Many years ago, ActiveX was a popular technology. Unfortunately, too many ActiveX controls had a very low code maturity and were riddled with basic vulnerabilities like buffer overflows, or exposed unsafe functionality even if marked as “safe for scripting”. These allowed malicious websites to trivially compromise users’ systems. Today, ActiveX technology is considered obsolete and unsafe. Microsoft even removed support for ActiveX in Microsoft Edge, which is now their recommended default browser over Internet Explorer. As a result, most websites wisely no longer rely on ActiveX technology.
So if ActiveX technology is pretty much dead, why are we writing about it? Who even cares about ActiveX control vulnerabilities in 2019?
Anyone living in South Korea, or accessing their websites, certainly does still care about ActiveX. Due to a law from 1999 to, ironically, enhance Internet security, people in South Korea were stuck until fairly recently with Internet Explorer and had to allow ActiveX controls to run, particularly on government, banking, and education websites.
This was not only frustrating to people living there, but continues to pose a threat to their online security. According to security researchers at IssueMakersLab, since 2007 and up to 2018 a large number of 0-day attacks attributed to North Korea have been exploiting 28 different vulnerabilities in commonly used ActiveX controls. One of the latest watering hole attacks as part of this campaign exploited 10 different ActiveX controls.
In early 2014 the government decided to lift the mandatory use of ActiveX technology and encouraged organizations to find alternatives. While it had some impact, a large number of websites, including ones run by the government, continued to rely on it. In 2015 steps were taken to get rid of ActiveX controls from government websites with the goal being to have them completely removed by 2018. It was also announced that 90% of the 100 most popular websites run by private companies would be free of ActiveX controls by the end of 2017, and yet by late October 2017 nearly half of them still relied on it.

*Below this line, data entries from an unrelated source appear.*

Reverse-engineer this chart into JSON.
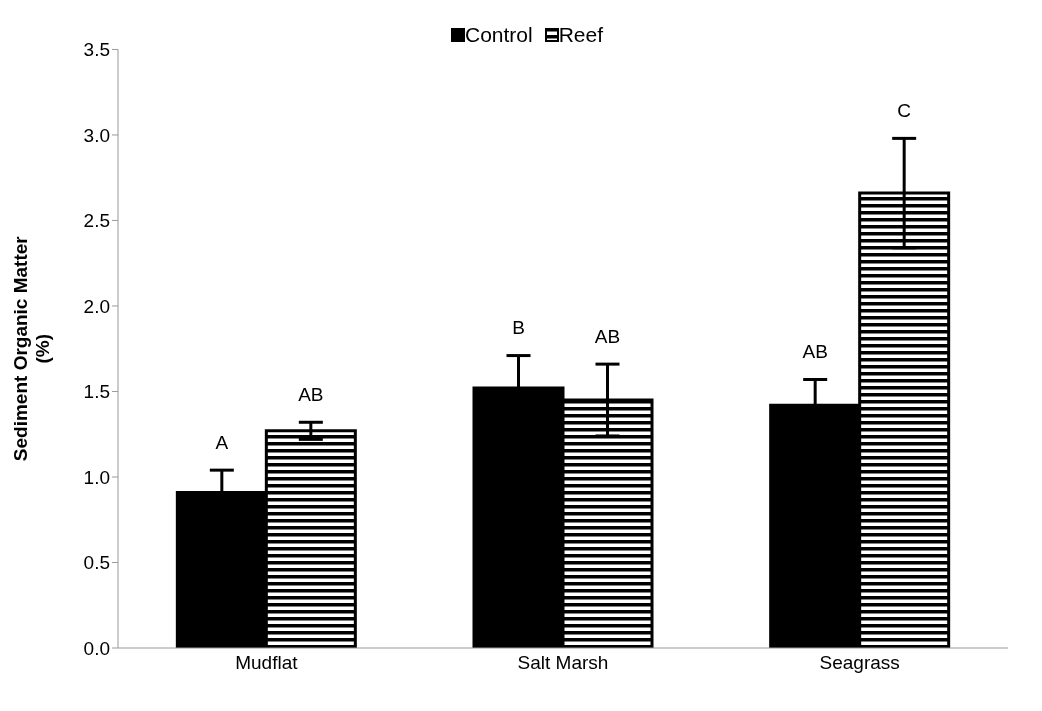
{
  "chart_data": {
    "type": "bar",
    "ylabel": "Sediment Organic Matter\n(%)",
    "categories": [
      "Mudflat",
      "Salt Marsh",
      "Seagrass"
    ],
    "series": [
      {
        "name": "Control",
        "color": "#000000",
        "values": [
          0.91,
          1.52,
          1.42
        ],
        "errors": [
          0.13,
          0.19,
          0.15
        ]
      },
      {
        "name": "Reef",
        "color": "#000000",
        "values": [
          1.27,
          1.45,
          2.66
        ],
        "errors": [
          0.05,
          0.21,
          0.32
        ]
      }
    ],
    "ylim": [
      0,
      3.5
    ],
    "yticks": [
      {
        "value": 0,
        "label": "0.0"
      },
      {
        "value": 0.5,
        "label": "0.5"
      },
      {
        "value": 1,
        "label": "1.0"
      },
      {
        "value": 1.5,
        "label": "1.5"
      },
      {
        "value": 2,
        "label": "2.0"
      },
      {
        "value": 2.5,
        "label": "2.5"
      },
      {
        "value": 3,
        "label": "3.0"
      },
      {
        "value": 3.5,
        "label": "3.5"
      }
    ],
    "annotations": [
      "A",
      "AB",
      "B",
      "AB",
      "AB",
      "C"
    ],
    "grid": false,
    "legend": "top"
  }
}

It has clearly been a slower process than hoped. The current goal, which was set in 2017, is that ActiveX controls will be removed from all government websites by 2020. Until then Koreans are still dependent on ActiveX technology and probably will be for a while longer.
Flashpoint discovers multiple critical vulnerabilities
At the beginning of 2019, we did some research into South Korean ActiveX controls previously exploited in zero day attacks, resulting in the discovery of, among other things, an incomplete fix for one of them. During this process, we also obtained a repository of about 100 South Korean ActiveX controls.
To help the growing South Korean customer base on our VulnDB vulnerability intelligence product, and satisfy our own curiosity, we assigned additional research time to look further into these ActiveX controls. The main goal of the research was to determine if South Korean ActiveX controls in general have a higher code maturity. As South Korea relies on antiquated technology, it seems reasonable to expect that an extra effort was made to secure these ActiveX controls and reduce the inherent risks of safe-for-scripting ActiveX controls.
The results were not encouraging…
Our approach combined fuzzing of the ActiveX controls with in-depth reverse engineering of the most popular ones. It turned out that finding vulnerabilities in these ActiveX controls was simple. We actually ended up cutting the project short after finding 40 vulnerabilities across 10 ActiveX controls (and an additional vulnerability in a Chinese ActiveX control that snuck its way into the mix).
Discovered vulnerabilities
The discovered vulnerabilities were all very basic: various types of buffer overflows and unsafe exposed functionality that allowed executing code on users’ systems. There was no need to make a greater effort to find more complex ones. At the time of the analysis, these ActiveX controls were available from websites for different organizations including a bank, a major financial company, a major technology company, some universities, and a government entity.
Early February 2019 we turned over all our findings to the Korea Internet & Security Agency (KISA). Since then they have worked with the impacted vendors to either get the vulnerabilities fixed, or deprecate the vulnerable ActiveX controls and remove them from the websites that provided them. KISA further plans to ensure that kill-bits are set for impacted ActiveX controls.
Details about the vulnerabilities were provided to our VulnDB customers early April 2019, and public reports have now been published on our research page.
It seems 2020 can’t come fast enough for the South Koreans. It’s evident that they’re not only relying on antiquated technology, but their ActiveX controls are just as unsafe as the ones used elsewhere many years ago.